Today is the first day of Ramadan for the majority of Muslims around the world. Fasting the month of Ramadan constitutes one of the five pillars of Islam. During Ramadan, Muslims are encouraged to strengthen their spirituality by spending more time in prayer and contemplation. Ramadan is marked by the daily fast; Muslims are known to abstain from food and drink from sunrise to sunset. The other aspects of fasting, however, are often overlooked. This excerpt further demonstrates what fasting really means:
The Arabic word for “fasting” (sawm) literally means “to refrain” – and it means not only refraining from food and drink, but from evil actions, thoughts, and words.
During Ramadan, every part of the body must be restrained.

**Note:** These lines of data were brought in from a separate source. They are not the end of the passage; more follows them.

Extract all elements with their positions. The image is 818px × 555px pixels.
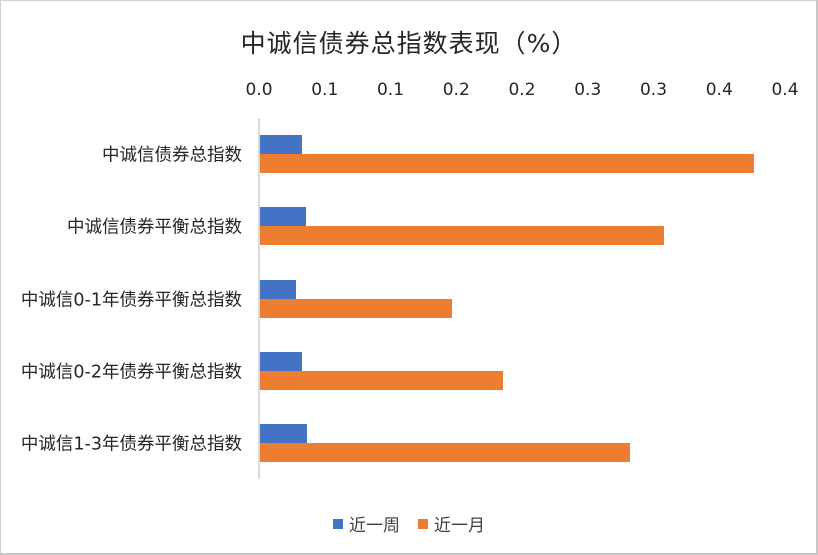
chart-title: 中诚信债券总指数表现（%） xyxy=(240,29,578,58)
bar-month xyxy=(260,370,504,390)
category-label: 中诚信0-1年债券平衡总指数 xyxy=(20,290,242,310)
bar-week xyxy=(260,423,308,443)
bar-week xyxy=(260,135,303,155)
category-label: 中诚信债券平衡总指数 xyxy=(67,217,242,238)
x-tick-label: 0.2 xyxy=(508,80,536,100)
x-tick-label: 0.3 xyxy=(639,80,668,100)
category-label: 中诚信1-3年债券平衡总指数 xyxy=(20,434,242,455)
bar-week xyxy=(260,279,296,299)
x-tick-label: 0.0 xyxy=(245,80,273,100)
x-tick-label: 0.1 xyxy=(311,80,339,100)
legend-item-month: 近一月 xyxy=(418,511,485,536)
bar-month xyxy=(260,442,630,462)
legend-label-week: 近一周 xyxy=(349,516,400,536)
bar-week xyxy=(260,207,307,227)
legend: 近一周 近一月 xyxy=(0,511,818,536)
bar-month xyxy=(260,154,755,174)
bar-month xyxy=(260,298,452,318)
x-tick-label: 0.4 xyxy=(771,80,799,100)
legend-swatch-week xyxy=(333,518,343,529)
x-tick-label: 0.4 xyxy=(705,80,733,100)
bar-week xyxy=(260,351,303,371)
category-label: 中诚信0-2年债券平衡总指数 xyxy=(20,362,242,383)
legend-label-month: 近一月 xyxy=(434,516,485,536)
bar-month xyxy=(260,226,664,246)
legend-swatch-month xyxy=(418,518,428,529)
chart-border-bottom xyxy=(0,553,818,555)
chart-border-right xyxy=(816,0,818,555)
x-tick-label: 0.3 xyxy=(574,80,602,100)
category-label: 中诚信债券总指数 xyxy=(102,145,242,166)
y-axis-line xyxy=(258,118,260,479)
x-tick-label: 0.2 xyxy=(442,80,470,100)
legend-item-week: 近一周 xyxy=(333,511,400,536)
x-tick-label: 0.1 xyxy=(376,80,405,100)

The tongue must be restrained from backbiting and gossip. The eyes must restrain themselves from looking at unlawful things. The hand must not touch or take anything that does not belong to it. The ears must refrain from listening to idle talk or obscene words. The feet must refrain from going to sinful places. In such a way, every part of the body observes the fast.
Therefore, fasting is not merely physical, but is rather the total commitment of the person’s body and soul to the spirit of the fast. Ramadan is a time to practice self-restraint; a time to cleanse the body and soul from impurities and re-focus one’s self on the worship of God.
In reality though, Muslims have drifted far from the meaning of fasting. Although people generally donate more money and food to the needy, they seems to indulge themselves more with food and drink. From the moment the fast is broken at sunset, tables are laden heavy with dishes and jugs of juice. People are addicted to the many TV shows vying for their attention. Women prepare months ahead for gatherings after iftar/futour (the fast-breaking meal), mostly by shopping for the latest dresses whilst others find innovative cutlery and kitchenware. Everything in Ramadan has become a competition. It’s an exhausting month that has left behind its true essence. But I do remember a simpler Ramadan.
The happiest Ramadans were those spent with my family in Muscat, Oman. Most of the day was spent at school amongst my friends from every nationality and religion. Not everybody fasted, but we all shared Ramadan without the hostility that I sense from adults these days. After school, I spent some time listening to stories of the prophets on tape or reading a little bit of the Qur’an. We then gathered for a simple but delicious iftar and we were often allowed to watch our favorite TV shows while eating. A few times a week, we would visit family friends or meet them outdoors. Our gatherings did not revolve around copious amounts of food. They were genuine, laid back and uncomplicated. I miss the simpler Ramadans of my childhood.